Des microplastiques découverts dans la glace de l’Antarctique

Des microplastiques ont été trouvés quasiment partout sur la Terre, de l’Arctique jusqu’au fond des tranchées océaniques. Jusqu’à présent en revanche, nous pensions que la glace de mer de l’Antarctique avait été épargnée. Mais ça, c’était avant.

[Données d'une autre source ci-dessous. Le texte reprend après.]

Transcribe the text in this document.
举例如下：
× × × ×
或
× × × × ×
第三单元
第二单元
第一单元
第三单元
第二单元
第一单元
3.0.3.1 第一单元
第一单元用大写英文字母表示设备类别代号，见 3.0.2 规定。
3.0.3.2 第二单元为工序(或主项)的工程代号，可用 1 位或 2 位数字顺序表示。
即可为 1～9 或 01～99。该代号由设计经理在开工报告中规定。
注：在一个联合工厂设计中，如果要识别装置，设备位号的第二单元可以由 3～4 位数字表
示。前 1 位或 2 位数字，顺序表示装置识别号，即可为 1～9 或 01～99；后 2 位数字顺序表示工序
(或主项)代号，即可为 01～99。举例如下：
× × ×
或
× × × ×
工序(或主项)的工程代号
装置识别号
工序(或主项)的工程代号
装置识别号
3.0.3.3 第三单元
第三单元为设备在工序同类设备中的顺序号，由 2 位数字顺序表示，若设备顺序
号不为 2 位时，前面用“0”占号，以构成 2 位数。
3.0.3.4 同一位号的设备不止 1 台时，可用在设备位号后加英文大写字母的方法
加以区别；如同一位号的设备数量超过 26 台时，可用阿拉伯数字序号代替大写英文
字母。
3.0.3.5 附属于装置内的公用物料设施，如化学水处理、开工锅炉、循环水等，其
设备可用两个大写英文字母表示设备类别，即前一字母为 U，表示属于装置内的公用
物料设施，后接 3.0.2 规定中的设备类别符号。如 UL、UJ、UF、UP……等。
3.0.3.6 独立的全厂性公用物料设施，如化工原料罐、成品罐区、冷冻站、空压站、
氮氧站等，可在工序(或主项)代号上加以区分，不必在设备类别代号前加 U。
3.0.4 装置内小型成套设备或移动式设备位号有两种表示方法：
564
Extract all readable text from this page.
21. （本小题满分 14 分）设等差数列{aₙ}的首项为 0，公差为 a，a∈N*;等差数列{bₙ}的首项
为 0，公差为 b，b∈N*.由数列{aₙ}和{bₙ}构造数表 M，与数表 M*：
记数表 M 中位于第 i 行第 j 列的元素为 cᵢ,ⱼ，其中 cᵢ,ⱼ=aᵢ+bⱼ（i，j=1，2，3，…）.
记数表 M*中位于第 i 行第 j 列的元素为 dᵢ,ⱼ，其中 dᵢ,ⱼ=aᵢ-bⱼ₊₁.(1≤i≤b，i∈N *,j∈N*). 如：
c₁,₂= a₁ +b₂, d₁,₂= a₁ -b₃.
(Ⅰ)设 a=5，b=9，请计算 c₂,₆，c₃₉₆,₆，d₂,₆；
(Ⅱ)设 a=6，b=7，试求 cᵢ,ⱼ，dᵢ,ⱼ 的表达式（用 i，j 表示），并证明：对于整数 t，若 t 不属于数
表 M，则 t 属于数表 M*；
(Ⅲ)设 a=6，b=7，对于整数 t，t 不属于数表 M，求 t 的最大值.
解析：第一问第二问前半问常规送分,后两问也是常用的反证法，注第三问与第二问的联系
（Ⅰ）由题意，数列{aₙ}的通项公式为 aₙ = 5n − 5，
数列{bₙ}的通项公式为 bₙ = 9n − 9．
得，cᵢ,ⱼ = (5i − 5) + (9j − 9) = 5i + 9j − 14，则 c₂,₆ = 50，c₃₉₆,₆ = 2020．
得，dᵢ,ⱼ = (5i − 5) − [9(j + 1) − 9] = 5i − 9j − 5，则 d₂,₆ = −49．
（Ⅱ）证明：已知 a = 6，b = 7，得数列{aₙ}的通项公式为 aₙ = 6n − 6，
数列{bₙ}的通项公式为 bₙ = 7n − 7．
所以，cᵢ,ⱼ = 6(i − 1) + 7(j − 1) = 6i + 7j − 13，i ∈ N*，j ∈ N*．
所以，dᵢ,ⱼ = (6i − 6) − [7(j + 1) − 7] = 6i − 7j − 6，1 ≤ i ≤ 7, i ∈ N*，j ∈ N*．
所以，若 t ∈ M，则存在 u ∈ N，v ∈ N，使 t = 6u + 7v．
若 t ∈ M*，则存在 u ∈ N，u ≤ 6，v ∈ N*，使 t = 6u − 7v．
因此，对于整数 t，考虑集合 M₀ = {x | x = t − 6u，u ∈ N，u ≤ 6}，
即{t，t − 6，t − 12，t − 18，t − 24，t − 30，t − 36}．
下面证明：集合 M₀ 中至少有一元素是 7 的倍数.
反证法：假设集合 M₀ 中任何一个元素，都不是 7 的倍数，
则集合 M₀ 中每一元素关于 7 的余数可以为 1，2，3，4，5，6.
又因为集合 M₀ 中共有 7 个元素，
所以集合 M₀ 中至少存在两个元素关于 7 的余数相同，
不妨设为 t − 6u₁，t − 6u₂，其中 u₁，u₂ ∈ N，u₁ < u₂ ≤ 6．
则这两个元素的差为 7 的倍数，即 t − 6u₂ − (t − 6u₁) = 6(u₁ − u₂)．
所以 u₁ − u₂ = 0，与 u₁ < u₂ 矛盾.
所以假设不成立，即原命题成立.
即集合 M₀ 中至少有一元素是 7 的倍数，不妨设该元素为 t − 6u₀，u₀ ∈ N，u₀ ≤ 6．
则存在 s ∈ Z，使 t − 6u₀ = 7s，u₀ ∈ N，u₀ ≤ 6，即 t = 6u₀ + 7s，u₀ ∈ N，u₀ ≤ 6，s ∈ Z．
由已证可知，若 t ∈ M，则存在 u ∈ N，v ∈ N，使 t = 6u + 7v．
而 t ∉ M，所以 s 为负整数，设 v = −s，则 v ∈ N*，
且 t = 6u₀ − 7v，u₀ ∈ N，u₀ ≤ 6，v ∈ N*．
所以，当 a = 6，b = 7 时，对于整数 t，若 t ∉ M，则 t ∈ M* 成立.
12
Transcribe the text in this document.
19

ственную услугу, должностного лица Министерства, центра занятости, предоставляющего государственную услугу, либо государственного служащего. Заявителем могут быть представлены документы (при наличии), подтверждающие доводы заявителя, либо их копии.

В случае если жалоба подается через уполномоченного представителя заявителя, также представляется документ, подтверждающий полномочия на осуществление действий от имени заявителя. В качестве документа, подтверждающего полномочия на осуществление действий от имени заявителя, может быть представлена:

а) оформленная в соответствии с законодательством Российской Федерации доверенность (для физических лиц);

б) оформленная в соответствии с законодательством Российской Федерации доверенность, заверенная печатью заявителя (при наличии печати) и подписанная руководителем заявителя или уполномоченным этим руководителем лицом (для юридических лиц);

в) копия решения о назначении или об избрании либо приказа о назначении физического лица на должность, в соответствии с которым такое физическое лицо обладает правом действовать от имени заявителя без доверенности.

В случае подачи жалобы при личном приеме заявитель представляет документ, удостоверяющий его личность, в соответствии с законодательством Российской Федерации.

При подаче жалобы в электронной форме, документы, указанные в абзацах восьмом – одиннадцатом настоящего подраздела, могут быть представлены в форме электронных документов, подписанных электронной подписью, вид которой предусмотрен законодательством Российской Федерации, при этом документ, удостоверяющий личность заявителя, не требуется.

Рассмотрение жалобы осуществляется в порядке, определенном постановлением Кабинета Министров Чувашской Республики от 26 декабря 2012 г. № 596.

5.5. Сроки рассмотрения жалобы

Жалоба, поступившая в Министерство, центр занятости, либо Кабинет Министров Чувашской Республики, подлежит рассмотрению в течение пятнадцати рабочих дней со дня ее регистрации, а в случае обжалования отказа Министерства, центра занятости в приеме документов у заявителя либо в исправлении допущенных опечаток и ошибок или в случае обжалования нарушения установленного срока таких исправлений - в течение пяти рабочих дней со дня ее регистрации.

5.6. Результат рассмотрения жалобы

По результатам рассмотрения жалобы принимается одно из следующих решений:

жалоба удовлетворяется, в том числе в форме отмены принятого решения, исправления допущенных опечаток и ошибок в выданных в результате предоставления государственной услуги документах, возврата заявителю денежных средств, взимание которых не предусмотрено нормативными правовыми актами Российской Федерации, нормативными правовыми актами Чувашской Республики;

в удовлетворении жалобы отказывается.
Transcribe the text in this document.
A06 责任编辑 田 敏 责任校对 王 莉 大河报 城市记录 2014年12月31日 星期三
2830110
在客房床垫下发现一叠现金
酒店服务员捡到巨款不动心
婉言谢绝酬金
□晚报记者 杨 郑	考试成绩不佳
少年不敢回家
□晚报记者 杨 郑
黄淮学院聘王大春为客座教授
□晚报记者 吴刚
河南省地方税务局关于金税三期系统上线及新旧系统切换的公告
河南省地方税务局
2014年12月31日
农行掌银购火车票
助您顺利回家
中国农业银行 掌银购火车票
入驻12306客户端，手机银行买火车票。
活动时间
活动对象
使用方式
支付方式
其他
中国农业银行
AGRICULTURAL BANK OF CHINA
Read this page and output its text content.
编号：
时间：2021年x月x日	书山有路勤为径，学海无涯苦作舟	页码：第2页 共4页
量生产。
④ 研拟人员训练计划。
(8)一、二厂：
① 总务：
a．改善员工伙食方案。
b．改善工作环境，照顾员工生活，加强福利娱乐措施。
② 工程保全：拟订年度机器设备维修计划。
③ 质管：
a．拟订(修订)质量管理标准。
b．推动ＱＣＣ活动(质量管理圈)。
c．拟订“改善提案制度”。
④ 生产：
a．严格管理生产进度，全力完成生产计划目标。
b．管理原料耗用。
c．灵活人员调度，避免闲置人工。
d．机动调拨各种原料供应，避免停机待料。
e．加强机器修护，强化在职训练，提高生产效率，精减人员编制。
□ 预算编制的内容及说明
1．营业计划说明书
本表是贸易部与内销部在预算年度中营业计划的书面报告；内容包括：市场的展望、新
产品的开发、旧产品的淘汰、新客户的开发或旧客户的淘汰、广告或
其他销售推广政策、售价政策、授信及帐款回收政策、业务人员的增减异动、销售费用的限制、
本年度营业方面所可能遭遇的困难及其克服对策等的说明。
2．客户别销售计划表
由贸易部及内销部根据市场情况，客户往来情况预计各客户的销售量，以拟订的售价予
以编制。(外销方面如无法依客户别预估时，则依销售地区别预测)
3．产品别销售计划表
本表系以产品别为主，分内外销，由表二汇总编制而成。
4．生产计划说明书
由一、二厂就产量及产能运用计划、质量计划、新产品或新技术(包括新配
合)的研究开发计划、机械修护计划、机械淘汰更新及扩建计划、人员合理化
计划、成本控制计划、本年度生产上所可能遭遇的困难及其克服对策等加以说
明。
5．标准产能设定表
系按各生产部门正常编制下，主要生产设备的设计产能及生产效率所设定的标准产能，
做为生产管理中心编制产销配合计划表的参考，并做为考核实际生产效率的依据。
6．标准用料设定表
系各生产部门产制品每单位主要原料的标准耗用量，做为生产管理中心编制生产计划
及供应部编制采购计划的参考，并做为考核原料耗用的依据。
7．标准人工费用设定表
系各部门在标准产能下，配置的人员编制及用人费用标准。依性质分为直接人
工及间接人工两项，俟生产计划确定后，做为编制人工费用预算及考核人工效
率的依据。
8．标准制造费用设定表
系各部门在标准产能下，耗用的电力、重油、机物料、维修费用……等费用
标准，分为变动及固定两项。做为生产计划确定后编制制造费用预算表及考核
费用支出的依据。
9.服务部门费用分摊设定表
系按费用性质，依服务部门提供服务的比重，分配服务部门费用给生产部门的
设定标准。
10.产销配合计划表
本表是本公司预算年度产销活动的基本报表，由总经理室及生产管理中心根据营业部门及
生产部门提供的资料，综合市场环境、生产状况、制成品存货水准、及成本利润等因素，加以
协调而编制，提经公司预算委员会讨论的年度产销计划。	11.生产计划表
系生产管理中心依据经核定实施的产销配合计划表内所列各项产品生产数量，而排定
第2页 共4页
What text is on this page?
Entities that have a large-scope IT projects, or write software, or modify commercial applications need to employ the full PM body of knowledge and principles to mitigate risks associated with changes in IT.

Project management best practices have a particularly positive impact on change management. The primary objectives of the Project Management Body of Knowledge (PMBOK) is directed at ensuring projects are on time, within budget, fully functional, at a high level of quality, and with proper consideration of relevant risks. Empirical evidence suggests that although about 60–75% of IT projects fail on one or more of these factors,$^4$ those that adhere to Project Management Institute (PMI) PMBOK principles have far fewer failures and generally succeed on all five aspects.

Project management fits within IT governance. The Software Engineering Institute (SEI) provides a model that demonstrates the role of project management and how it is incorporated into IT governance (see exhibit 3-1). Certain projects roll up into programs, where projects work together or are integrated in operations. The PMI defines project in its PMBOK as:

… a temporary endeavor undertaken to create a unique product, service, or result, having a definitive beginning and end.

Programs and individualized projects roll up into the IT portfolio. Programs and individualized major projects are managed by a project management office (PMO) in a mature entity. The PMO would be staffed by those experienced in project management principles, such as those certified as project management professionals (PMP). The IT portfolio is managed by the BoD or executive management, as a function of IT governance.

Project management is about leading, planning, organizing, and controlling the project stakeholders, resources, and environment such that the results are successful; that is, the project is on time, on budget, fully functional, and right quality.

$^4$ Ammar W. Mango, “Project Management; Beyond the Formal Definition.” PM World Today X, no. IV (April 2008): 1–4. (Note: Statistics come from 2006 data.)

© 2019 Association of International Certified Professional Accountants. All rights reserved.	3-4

2020 04 27 17h01 36© Lurii SOKOLOV / Adobe stock

Dans le cadre d’une expédition menée à l’Est du continent, des chercheurs ont extrait une carotte de glace longue de 1,1 mètre et large de 14 cm. L’analyse de ces échantillons, opérée par des chercheurs de l’Université de Tasmanie en Australie, vient de révéler la présence de 96 particules microplastiques contenues à l’intérieur, provenant de 14 types de polymères différents.

Des microplastiques ont déjà été découverts dans les eaux de surface ou dans la neige de l’Antarctique, mais ils apparaissaient jusqu’à présent absents dans la banquise.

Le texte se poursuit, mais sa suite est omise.